Although you’d never know it from the trailers, Shankman and Company have not stolen the show away from the central characters. As screenwriters say, it’s their story. Shankman has trusted his casting director that the talented and affable Hough and Boneta have the charm and singing chops to carry the movie. They do.

Make no mistake, the film is flawed, starting with its tendency to drag when people aren’t singing, not a surprise from a second-time director best known as a judge on So You Think You Can Dance.

Further, the film somehow feels a bit sanitized where the stage show gleefully gave the audience and everything else the middle finger. For instance, for all the drinking going on (most of it straight from the bottle in Jaxx’s case), there’s very little mention or even sightings of cocaine, heroin or pot. It’s the same bowdlerizing Disneyfication thing Shankman did to his first feature, Hairspray.

There’s also a too-perfect gloss on the soundtrack.

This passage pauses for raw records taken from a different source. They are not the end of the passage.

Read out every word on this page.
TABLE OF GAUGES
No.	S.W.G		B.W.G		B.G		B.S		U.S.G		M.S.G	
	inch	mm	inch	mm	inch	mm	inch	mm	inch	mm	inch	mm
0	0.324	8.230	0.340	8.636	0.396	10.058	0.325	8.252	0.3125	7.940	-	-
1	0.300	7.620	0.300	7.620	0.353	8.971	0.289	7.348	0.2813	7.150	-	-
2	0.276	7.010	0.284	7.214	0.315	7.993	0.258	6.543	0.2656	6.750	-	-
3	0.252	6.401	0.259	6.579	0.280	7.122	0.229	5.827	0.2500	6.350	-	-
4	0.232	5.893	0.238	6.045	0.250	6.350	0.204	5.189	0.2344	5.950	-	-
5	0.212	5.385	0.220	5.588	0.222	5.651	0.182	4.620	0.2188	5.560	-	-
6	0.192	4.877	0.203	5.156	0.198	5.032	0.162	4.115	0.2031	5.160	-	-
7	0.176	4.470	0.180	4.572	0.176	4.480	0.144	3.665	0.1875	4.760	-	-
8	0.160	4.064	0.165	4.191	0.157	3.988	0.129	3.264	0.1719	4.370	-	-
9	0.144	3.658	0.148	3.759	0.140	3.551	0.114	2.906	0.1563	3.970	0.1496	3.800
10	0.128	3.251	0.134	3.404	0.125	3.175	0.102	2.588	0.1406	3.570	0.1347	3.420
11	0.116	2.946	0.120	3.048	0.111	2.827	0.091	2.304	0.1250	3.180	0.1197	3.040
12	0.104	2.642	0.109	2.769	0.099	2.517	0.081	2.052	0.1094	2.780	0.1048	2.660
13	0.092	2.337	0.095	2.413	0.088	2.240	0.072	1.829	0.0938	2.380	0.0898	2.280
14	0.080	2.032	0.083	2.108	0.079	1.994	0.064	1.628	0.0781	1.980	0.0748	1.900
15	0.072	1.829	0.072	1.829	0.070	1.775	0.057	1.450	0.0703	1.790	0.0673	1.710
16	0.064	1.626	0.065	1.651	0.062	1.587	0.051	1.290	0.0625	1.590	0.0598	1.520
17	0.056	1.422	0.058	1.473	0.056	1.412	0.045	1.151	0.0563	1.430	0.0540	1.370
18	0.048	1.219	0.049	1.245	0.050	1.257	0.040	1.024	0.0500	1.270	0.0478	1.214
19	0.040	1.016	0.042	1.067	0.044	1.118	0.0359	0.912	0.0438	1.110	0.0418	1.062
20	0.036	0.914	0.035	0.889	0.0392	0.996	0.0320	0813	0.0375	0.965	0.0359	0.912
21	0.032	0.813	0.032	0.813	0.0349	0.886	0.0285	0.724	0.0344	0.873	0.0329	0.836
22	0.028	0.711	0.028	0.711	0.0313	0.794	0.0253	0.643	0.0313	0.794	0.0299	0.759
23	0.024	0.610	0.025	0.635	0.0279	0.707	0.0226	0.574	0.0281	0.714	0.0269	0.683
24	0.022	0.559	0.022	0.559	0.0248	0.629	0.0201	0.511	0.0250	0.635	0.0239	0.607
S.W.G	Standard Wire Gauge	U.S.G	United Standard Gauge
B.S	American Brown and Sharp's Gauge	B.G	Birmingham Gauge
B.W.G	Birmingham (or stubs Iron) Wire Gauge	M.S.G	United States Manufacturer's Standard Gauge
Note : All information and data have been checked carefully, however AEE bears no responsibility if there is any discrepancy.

It certainly has energy and volume, and the sound is so crystalline that you’ll finally understand every word of the lyrics. But it’s missing that electricity that engulfed the auditorium in the stage version when the house band ripped the place apart with extended guitar licks that seemed (but weren’t) improvised.

The art direction, costumes, hair and set design are as dead-on perfect as an archeologist could hope for. The set decorator and prop departments have worked overtime (much as they did on the recent Dark Shadows) to unearth thousands of what is now memorabilia. One of the funnier sight gags is Giamatti using a cell phone the size of a brick and then storing it in its own man purse. There’s also a scene depicting acres of albums in the now defunct Tower Records selling full-price for $9.44, in the cutout rack for $4.99.

Sidenote:  It’s never been made clear why, but much of the film was shot in South Florida. Not South Beach but the Revolution Live club in Fort Lauderdale subbing for the interior of the Bourbon, Hollywood Beach standing in for Venice Beach, Sun Life Stadium for some arena/bowl and Mount Trashmore masquerading as the hillside with the Hollywood sign.

Not likely to win Oscars for anything, Rock of Ages is still an endearing whimsical goof,  as if Warner Brothers had hired David Lee Roth to animate a Roadrunner cartoon. If you can resist grinning during such moments as dueling renditions of “We Built This City” against “We’re Not Gonna Take It,” then you’ve come to the wrong part of the Sunset Strip.